The alignments and output files are written to the ‘output’ directory.

  • nuc/prot(_trimmed).afa, the initial and second (trimmed) alignment in CLUSTAL format.

  • nuc/prot(_trimmed).fasta, the initial and second (trimmed) alignment in FASTA format.

  • nuc/prot(_trimmed).newick, FastTree ML tree inferred from the initial and second (trimmed) alignment.

  • nuc/prot(_trimmed)_alignment.info, some statistics about the initial and second (trimmed) alignment: alignment length, number of conserved, variable and parsimony informative sites

Sequence identity and similarity output files.

  • nuc/prot(_trimmed)_identity.csv, table with the sequence identity scores.

  • prot(_trimmed)_similarity.csv, table with similarity of the protein sequences.

Variable and parsimony informative sites output files.

  • informative_nuc/prot(_trimmed)_distance.csv, table with distances between sequences based on parsimony informative sites in the alignment.

  • variable_nuc/prot(_trimmed)_distance.csv, table with distances between sequences based on variable sites in the alignment.
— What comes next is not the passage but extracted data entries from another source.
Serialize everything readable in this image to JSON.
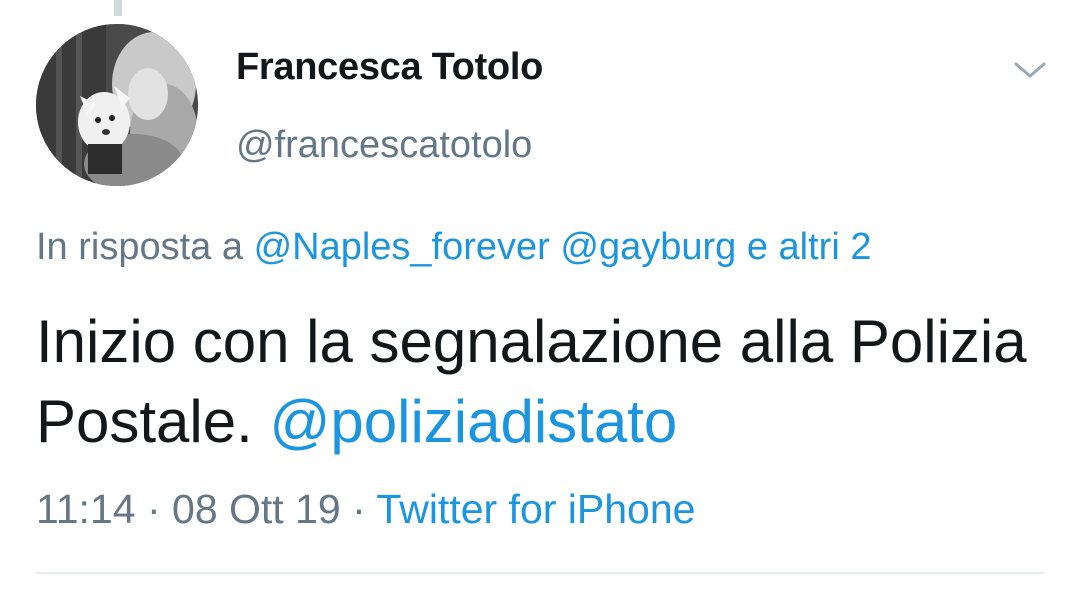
{
  "author": {
    "display_name": "Francesca Totolo",
    "handle": "@francescatotolo",
    "avatar": "profile-photo-woman-with-dog"
  },
  "reply": {
    "prefix": "In risposta a",
    "mentions": [
      "@Naples_forever",
      "@gayburg"
    ],
    "others": "e altri 2"
  },
  "tweet": {
    "text": "Inizio con la segnalazione alla Polizia Postale.",
    "mention": "@poliziadistato"
  },
  "meta": {
    "time": "11:14",
    "separator": "·",
    "date": "08 Ott 19",
    "source": "Twitter for iPhone"
  },
  "icons": {
    "menu": "chevron-down-icon"
  },
  "colors": {
    "link": "#1b95e0",
    "secondary_text": "#657786",
    "primary_text": "#14171a"
  }
}
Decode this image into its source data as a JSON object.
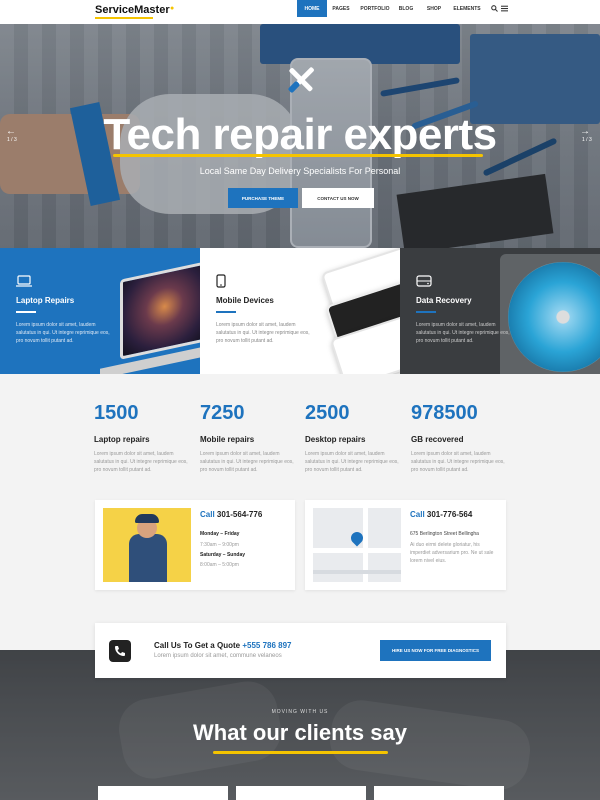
{
  "nav": {
    "logo": "ServiceMaster",
    "items": [
      "HOME",
      "PAGES",
      "PORTFOLIO",
      "BLOG",
      "SHOP",
      "ELEMENTS"
    ],
    "active": "HOME",
    "icons": [
      "search-icon",
      "menu-icon"
    ]
  },
  "hero": {
    "title": "Tech repair experts",
    "subtitle": "Local Same Day Delivery Specialists For Personal",
    "primary_button": "PURCHASE THEME",
    "secondary_button": "CONTACT US NOW",
    "slide_counter_left": "1 / 3",
    "slide_counter_right": "1 / 3",
    "accent": "#1e73be",
    "highlight": "#f5c400"
  },
  "services": [
    {
      "title": "Laptop Repairs",
      "icon": "laptop-icon",
      "text": "Lorem ipsum dolor sit amet, laudem salutatus in qui. Ut integre reprimique eos, pro novum tollit putant ad."
    },
    {
      "title": "Mobile Devices",
      "icon": "mobile-icon",
      "text": "Lorem ipsum dolor sit amet, laudem salutatus in qui. Ut integre reprimique eos, pro novum tollit putant ad."
    },
    {
      "title": "Data Recovery",
      "icon": "hard-drive-icon",
      "text": "Lorem ipsum dolor sit amet, laudem salutatus in qui. Ut integre reprimique eos, pro novum tollit putant ad."
    }
  ],
  "stats": [
    {
      "value": "1500",
      "label": "Laptop repairs",
      "text": "Lorem ipsum dolor sit amet, laudem salutatus in qui. Ut integre reprimique eos, pro novum tollit putant ad."
    },
    {
      "value": "7250",
      "label": "Mobile repairs",
      "text": "Lorem ipsum dolor sit amet, laudem salutatus in qui. Ut integre reprimique eos, pro novum tollit putant ad."
    },
    {
      "value": "2500",
      "label": "Desktop repairs",
      "text": "Lorem ipsum dolor sit amet, laudem salutatus in qui. Ut integre reprimique eos, pro novum tollit putant ad."
    },
    {
      "value": "978500",
      "label": "GB recovered",
      "text": "Lorem ipsum dolor sit amet, laudem salutatus in qui. Ut integre reprimique eos, pro novum tollit putant ad."
    }
  ],
  "contact_left": {
    "call_label": "Call",
    "phone": "301-564-776",
    "line1": "Monday – Friday",
    "line2": "7:30am – 9:00pm",
    "line3": "Saturday – Sunday",
    "line4": "8:00am – 5:00pm"
  },
  "contact_right": {
    "call_label": "Call",
    "phone": "301-776-564",
    "line1": "675 Berlington Street Bellingha",
    "line2": "Ai duo eirmi delete gloriatur, his",
    "line3": "imperdiet adversarium pro. Ne ut sale",
    "line4": "lorem nivel eius."
  },
  "quote": {
    "title": "Call Us To Get a Quote",
    "phone": "+555 786 897",
    "subtitle": "Lorem ipsum dolor sit amet, commune velaneos",
    "button": "HIRE US NOW FOR FREE DIAGNOSTICS"
  },
  "testimonials": {
    "overline": "MOVING WITH US",
    "title": "What our clients say"
  }
}
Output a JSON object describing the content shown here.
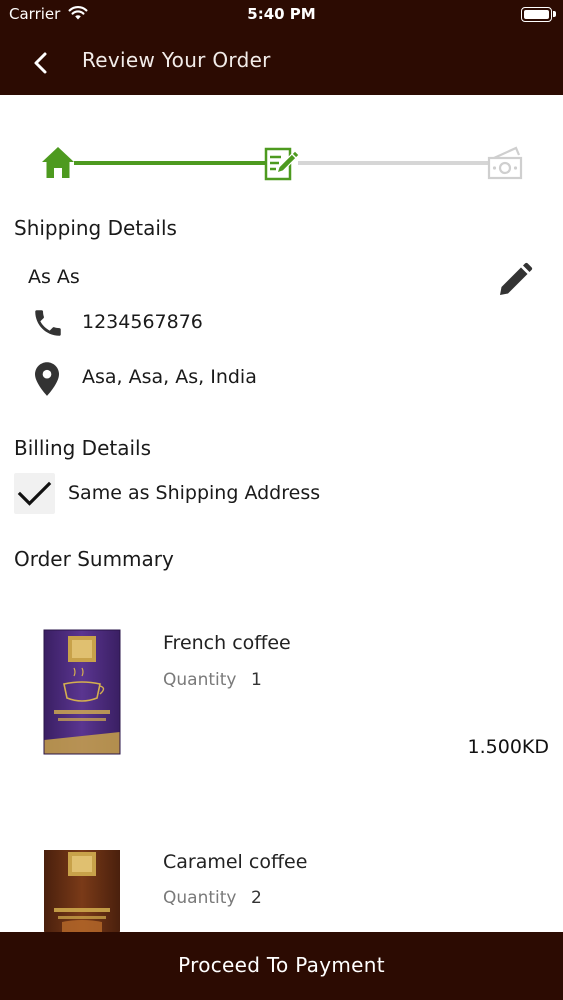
{
  "status_bar": {
    "carrier": "Carrier",
    "time": "5:40 PM",
    "wifi_icon": "wifi-icon",
    "battery_icon": "battery-icon"
  },
  "nav": {
    "title": "Review Your Order",
    "back_icon": "chevron-left-icon"
  },
  "stepper": {
    "steps": [
      {
        "icon": "home-icon",
        "state": "complete"
      },
      {
        "icon": "edit-document-icon",
        "state": "current"
      },
      {
        "icon": "payment-cash-icon",
        "state": "pending"
      }
    ],
    "colors": {
      "active": "#4d9a1f",
      "inactive": "#d6d6d6"
    }
  },
  "shipping": {
    "title": "Shipping Details",
    "name": "As As",
    "phone": "1234567876",
    "address": "Asa, Asa, As, India",
    "edit_icon": "pencil-icon",
    "phone_icon": "phone-icon",
    "location_icon": "location-pin-icon"
  },
  "billing": {
    "title": "Billing Details",
    "same_as_shipping_label": "Same as Shipping Address",
    "same_as_shipping_checked": true
  },
  "order_summary": {
    "title": "Order Summary",
    "quantity_label": "Quantity",
    "items": [
      {
        "name": "French coffee",
        "quantity": "1",
        "price": "1.500KD",
        "package_color": "#4a2a78"
      },
      {
        "name": "Caramel coffee",
        "quantity": "2",
        "price": "",
        "package_color": "#5a2a14"
      }
    ]
  },
  "footer": {
    "proceed_label": "Proceed To Payment"
  },
  "theme": {
    "brand_dark": "#2c0b02",
    "accent_green": "#4d9a1f"
  }
}
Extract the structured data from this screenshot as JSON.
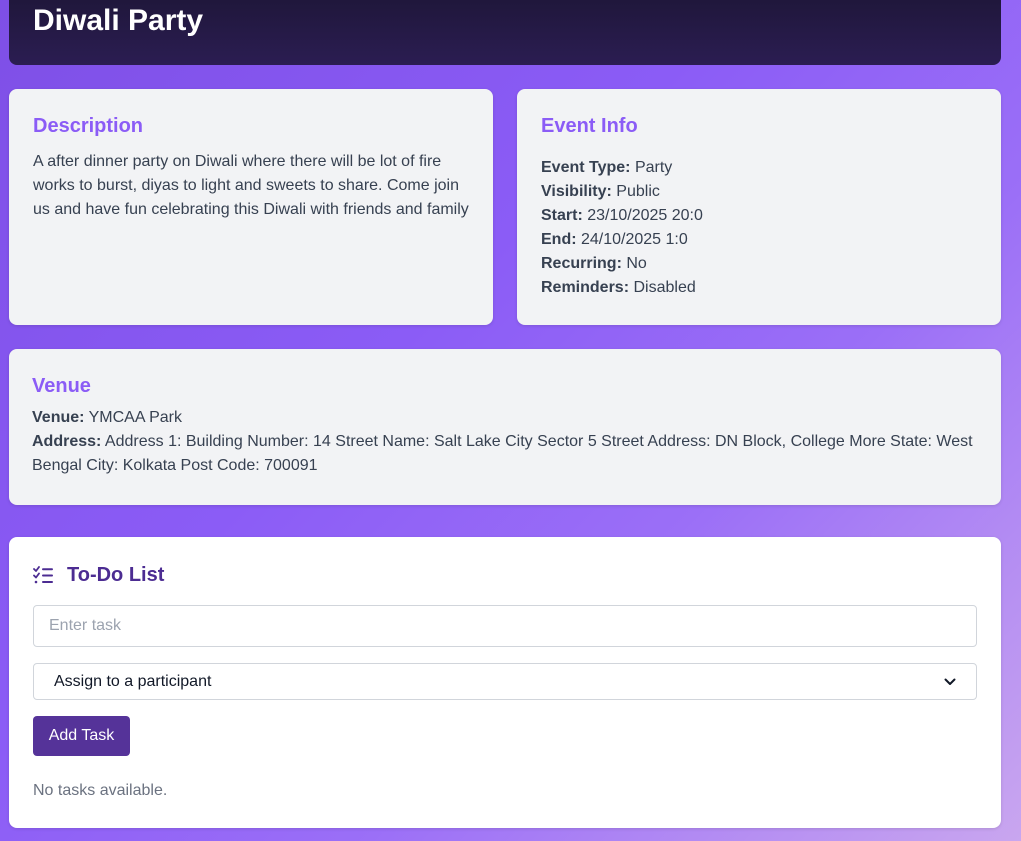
{
  "header": {
    "title": "Diwali Party"
  },
  "description": {
    "heading": "Description",
    "text": "A after dinner party on Diwali where there will be lot of fire works to burst, diyas to light and sweets to share. Come join us and have fun celebrating this Diwali with friends and family"
  },
  "event_info": {
    "heading": "Event Info",
    "items": [
      {
        "label": "Event Type:",
        "value": "Party"
      },
      {
        "label": "Visibility:",
        "value": "Public"
      },
      {
        "label": "Start:",
        "value": "23/10/2025 20:0"
      },
      {
        "label": "End:",
        "value": "24/10/2025 1:0"
      },
      {
        "label": "Recurring:",
        "value": "No"
      },
      {
        "label": "Reminders:",
        "value": "Disabled"
      }
    ]
  },
  "venue": {
    "heading": "Venue",
    "venue_label": "Venue:",
    "venue_value": "YMCAA Park",
    "address_label": "Address:",
    "address_value": "Address 1: Building Number: 14 Street Name: Salt Lake City Sector 5 Street Address: DN Block, College More State: West Bengal City: Kolkata Post Code: 700091"
  },
  "todo": {
    "heading": "To-Do List",
    "icon": "list-check-icon",
    "task_placeholder": "Enter task",
    "assign_selected": "Assign to a participant",
    "add_button": "Add Task",
    "empty_text": "No tasks available."
  },
  "colors": {
    "accent": "#8b5cf6",
    "todo_heading": "#4c2c92",
    "button": "#553399",
    "header_bg": "#1e1638"
  }
}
  • informative_nuc/prot(_trimmed)_sites.csv, table with the number shared parsimony informative sites between sequences.

  • variable_nuc/prot(_trimmed)_sites.csv, table with the number of shared variable sites between sequences.

When a --phenotype is included.

  • phenotype_specific_changes_nuc/prot_groups.csv, the node identifiers of homology groups with phenotype specific substitutions.

  • phenotype_specific_changes_nuc/prot.txt, the positions of phenotype specific substitutions in the alignments.

  • phenotype_disrupted_nuc/prot.txt, shows how many sequences of different phenotypes prevented a SNP/substitution from becoming phenotype specific.